We have heard all too many reports of Ontario drownings over the past summer.  Sadly, most of these deaths could have been avoided if the people involved would have been wearing life-jackets.  Now there is a call for a federal law mandating the wearing of life-jackets while on any watercraft.  It seems that we are not very good at regulating ourselves. We need help.  We need a government to make us do what we should have been doing on our own.

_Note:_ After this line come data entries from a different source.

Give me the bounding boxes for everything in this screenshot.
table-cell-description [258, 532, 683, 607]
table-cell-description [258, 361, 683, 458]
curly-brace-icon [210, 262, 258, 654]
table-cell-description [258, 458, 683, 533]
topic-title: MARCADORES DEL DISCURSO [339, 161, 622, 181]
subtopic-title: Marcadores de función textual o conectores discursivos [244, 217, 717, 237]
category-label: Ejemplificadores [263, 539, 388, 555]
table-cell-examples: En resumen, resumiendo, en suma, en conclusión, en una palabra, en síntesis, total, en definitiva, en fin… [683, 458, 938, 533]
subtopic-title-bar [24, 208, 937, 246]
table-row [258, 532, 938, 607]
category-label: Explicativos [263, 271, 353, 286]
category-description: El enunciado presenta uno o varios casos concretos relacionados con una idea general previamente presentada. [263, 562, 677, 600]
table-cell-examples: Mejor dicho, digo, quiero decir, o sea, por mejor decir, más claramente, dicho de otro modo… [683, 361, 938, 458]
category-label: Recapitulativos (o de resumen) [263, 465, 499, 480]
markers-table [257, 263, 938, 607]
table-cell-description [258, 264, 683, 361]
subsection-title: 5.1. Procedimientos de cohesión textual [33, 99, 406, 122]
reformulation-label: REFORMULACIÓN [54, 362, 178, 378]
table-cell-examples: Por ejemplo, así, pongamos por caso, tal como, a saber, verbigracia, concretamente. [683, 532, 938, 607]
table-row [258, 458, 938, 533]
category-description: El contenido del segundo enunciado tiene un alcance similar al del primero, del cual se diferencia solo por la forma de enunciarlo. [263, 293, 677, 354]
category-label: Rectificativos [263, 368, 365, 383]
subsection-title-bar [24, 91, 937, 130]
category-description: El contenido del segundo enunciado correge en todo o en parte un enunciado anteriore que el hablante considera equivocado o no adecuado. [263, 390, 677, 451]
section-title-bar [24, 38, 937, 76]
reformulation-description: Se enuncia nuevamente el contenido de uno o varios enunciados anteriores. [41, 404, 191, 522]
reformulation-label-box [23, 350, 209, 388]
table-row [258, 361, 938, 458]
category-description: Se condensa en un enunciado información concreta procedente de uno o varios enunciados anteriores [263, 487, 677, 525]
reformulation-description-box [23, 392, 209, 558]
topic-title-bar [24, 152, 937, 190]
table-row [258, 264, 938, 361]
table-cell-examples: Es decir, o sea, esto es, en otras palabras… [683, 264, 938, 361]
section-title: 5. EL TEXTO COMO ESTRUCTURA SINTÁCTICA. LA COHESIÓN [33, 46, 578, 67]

Repeated studies have shown that the use of cell-phones while driving increases the likelihood of accidents. And yet, drivers continue to use cell-phones while on the road.  One even sees cyclists using cell-phones!  You would think that the instinct of self-preservation, or the generally accepted expectation that we should not harm other persons would be enough to keep people from indulging in this dangerous practice.  But, no, we seem to be incapable of self- regulation.  Thankfully the Ontario government is stepping in and will soon prohibit cell-phone use while driving. 

There is an epidemic of obesity among children in Canada.  Much of it has to do with their eating habits.  But children keep eating fast foods.  Parents seem unable to change their children’s eating habits.  Indeed, parents themselves indulge in foods that make them fat.   So again, we seem to need government programs to encourage us to adopt healthier lifestyles and better eating habits. 

Not only individuals, but also organizations and institutions don’t seem to be very good at regulating themselves.  The food industry only eliminates trans-fats and other unhealthy products if the government introduces regulations.  Maple Leaf Foods and Walkerton are painful reminders of what happens when government inspectors don’t do their job or when there are too few of them.  General Motors was unable to regulate itself as it responded to unregulated consumer demand for big cars.  GM needed government interference to push it in the direction of producing smaller and more fuel-efficient cars.   The RCMP watchdog has just released a report that recommends that it is unwise to have the RCMP police themselves.  Then, of course, there is Wall Street and the financial industry that have brought on our current financial crisis, all because they were free to “regulate” themselves.

And yet we hear strident objections to any form of government interference.  We want small governments.  Industries prefer to be self-regulating.  Any controls on the financial industry are viewed with suspicion.  And at the personal level too we want to be free to make our own choices.  We don’t want any big Daddy telling us what to do.

There are of course ideologies and political parties that advocate self-regulation and hold on to this principle as an article of faith.  Fortunately, harsh reality has a way of keeping the excesses of such thinking in check.  Radical self-regulation just doesn’t work. Indeed, it self-destructs.

When will we ever learn?  We as human beings are not very good at regulating ourselves.  We don’t know how to handle freedom.  We are not quite as rational as we like to think we are.  Our institutions and organizations also don’t know how to regulate themselves.  We need help. 

But where will help come from?  We seem to need government to impose and enforce regulations both at individual and corporate levels.  But, here a very basic problem arises: The government itself is made of human beings who are not good at self-regulation.  Our politicians are not perfect.  Who will regulate the regulator?  

The checks and balances inherent in a democracy are certainly of some help.  Of more help is the widespread acceptance of moral principles such as honesty, justice, and care for other persons.  Even more important is living according to these moral principles.  Perhaps we also need the notion of a super-cosmic Regulator who not only knows what is right, but who will in the end hold all human self-regulators accountable.